The griffin touched it gingerly and snatched his claw back. “Yes, I think you’re right.”

“It’s animal magic. Sometimes otters have to hunt in dark waters,” Bayang declared. She used a paw to pantomime a creature sliding along. “A bear charm might give you the strength of a bear. So maybe an otter charm gives you some of its elusiveness. Spells can’t hold you and at the same time you have some of an otter’s ability to hunt in the dark.” The dragon stroked her muzzle. “Hmm, I wonder if some of the other belt charms let you cast spells too,” she mused. “Like the one that let her put us to sleep?”

“When she saw I was awake, she had some sort of magic that made me almost give up fighting,” Scirye remembered.

“Which one did it, though?” Bayang wondered as she scrutinized the belt. “Maybe if we recognized what animal a charm was, we could figure out the magic behind it.”

“But which ones have power and which are just decorations?” Roxanna asked. “Some of the carvings might be ornaments taken from her victims like trophies.”

“It’s too risky to experiment on our own,” Leech warned. “We should leave it until we can ask a wizard.”

“Good luck finding an honest one.

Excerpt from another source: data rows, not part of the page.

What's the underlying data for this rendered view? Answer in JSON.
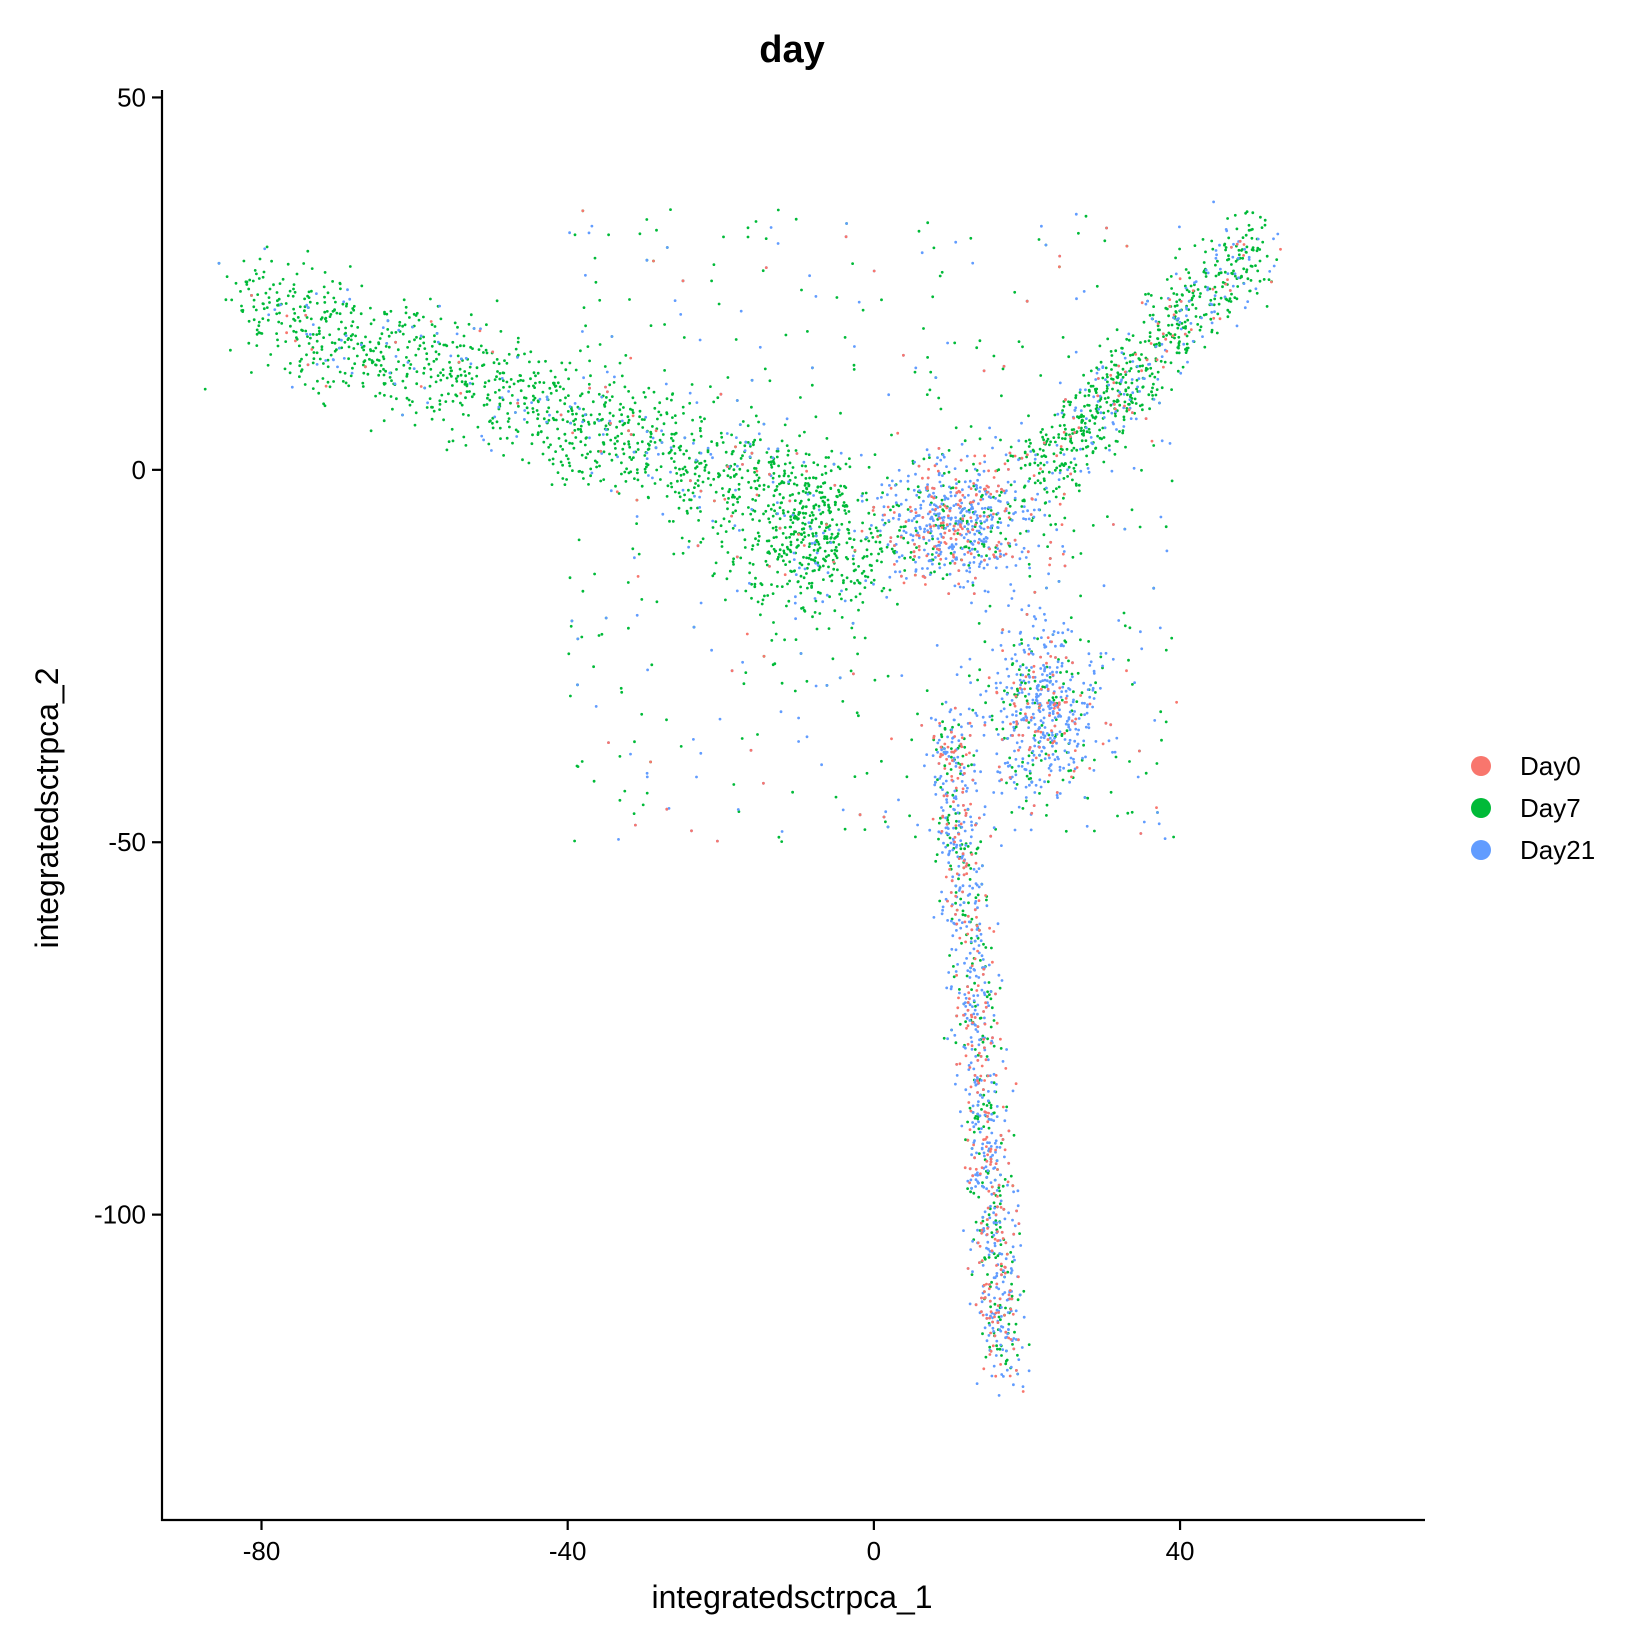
{
  "chart_data": {
    "type": "scatter",
    "title": "day",
    "xlabel": "integratedsctrpca_1",
    "ylabel": "integratedsctrpca_2",
    "xlim": [
      -93,
      72
    ],
    "ylim": [
      -141,
      51
    ],
    "x_ticks": [
      -80,
      -40,
      0,
      40
    ],
    "y_ticks": [
      50,
      0,
      -50,
      -100
    ],
    "x_tick_labels": [
      "-80",
      "-40",
      "0",
      "40"
    ],
    "y_tick_labels": [
      "50",
      "0",
      "-50",
      "-100"
    ],
    "grid": false,
    "legend_position": "right",
    "series": [
      {
        "name": "Day0",
        "color": "#F8766D",
        "count": 700
      },
      {
        "name": "Day7",
        "color": "#00BA38",
        "count": 13000
      },
      {
        "name": "Day21",
        "color": "#619CFF",
        "count": 2600
      }
    ],
    "point_density_regions": [
      {
        "label": "upper-left arm",
        "from": [
          -82,
          22
        ],
        "to": [
          -5,
          -5
        ],
        "spread": 4
      },
      {
        "label": "central blob",
        "center": [
          -8,
          -10
        ],
        "spread": [
          6,
          5
        ]
      },
      {
        "label": "upper-right arm",
        "from": [
          21,
          -1
        ],
        "to": [
          50,
          30
        ],
        "spread": 3
      },
      {
        "label": "center cluster",
        "center": [
          11,
          -7
        ],
        "spread": [
          5,
          4
        ]
      },
      {
        "label": "right cluster",
        "center": [
          22,
          -33
        ],
        "spread": [
          4,
          6
        ]
      },
      {
        "label": "lower arm",
        "from": [
          10,
          -35
        ],
        "to": [
          17,
          -120
        ],
        "spread": 2.5
      },
      {
        "label": "scattered background",
        "xrange": [
          -40,
          40
        ],
        "yrange": [
          -50,
          35
        ]
      }
    ]
  }
}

Most of them would take a powder with it.” Koko raised a paw. “I vote to sell it. I bet it’s worth more if we broke up the belt and sold each of the thingamabobs separately.”

Kles launched himself into the air and then pounced upon the belt, his hind paws gripping it firmly. “It’s the Lady Scirye’s by right of conquest.”

“I don’t know if I can handle that thing on top of having the goddess hovering over me,” Scirye confessed nervously.

“Do you have a pouch, Lady Roxanna?” Kles asked politely.

Upach got up and began limping over to a basket. “That’s right; that’s right,” the ifrit grumbled. “Make me run around when the cold’s got my rheumatizz acting up.” After rummaging around inside, she produced a leather pouch that Scirye could hang around her neck.

Scirye took the precaution of pulling on her leather gauntlet before she picked up the belt’s leather thongs. Even then, she was careful not to touch any of the charms as she slid it into the pouch that Upach held open for her. “Thank you.”

“I think a little bitty thing like you is already carrying too much of a burden to add something more,” Upach said gently as Scirye slipped the pouch’s strap over her head and around her neck.

After tea and a brief meal, they debated what to do with the hag. The problem as Bayang saw it was that they did not dare destroy the bag and possibly release the hag again. Koko, with an eye on being able to store an infinite amount of loot, wondered if there was a way to destroy the hag so they could keep the bag for later use.

“Well, I suppose we could give you an axe and send you in to take care of her,” Bayang said.

Koko waved his paws back and forth. “No thanks.”

Scirye glanced uncomfortably at the bag. Had it twitched? “I don’t think I want to share the igloo with Amagjat either,” she said.

As it turned out, no one did, so they decided to drag the bag outside.

“If you still trust me,” Roxanna said humbly, “I’ll go first.”

“Of course we do,” Scirye said.

Getting down on all fours, Roxanna crawled to the igloo’s opening, where a fringe of icicles now hung. Many of them had been broken off and lay half-buried in the snow. The ones that remained were long and slender like crystal knitting needles.

“The moisture from our breathing must have condensed here,” Roxanna said, indicating the fringe and then pointing at the stumps. “And these were broken off by Amagjat when she entered.”

When they threw back the fur flap and emerged from the igloo, they discovered that the winds were dying down. Since the frozen ground made it too hard to bury the bag, they set it in the shelter of a boulder, and began to stack rocks all around it. Then, at Upach’s suggestion, they heaped snow on top so that it was indistinguishable from the surface.

After that, they returned inside to wait out the storm and get what rest they could, but with the memory of Amagjat still fresh in their minds, that proved impossible.

No one was able to sleep for fear of the hag just outside the igloo, and Scirye was afraid the creature would haunt her dreams for a long time.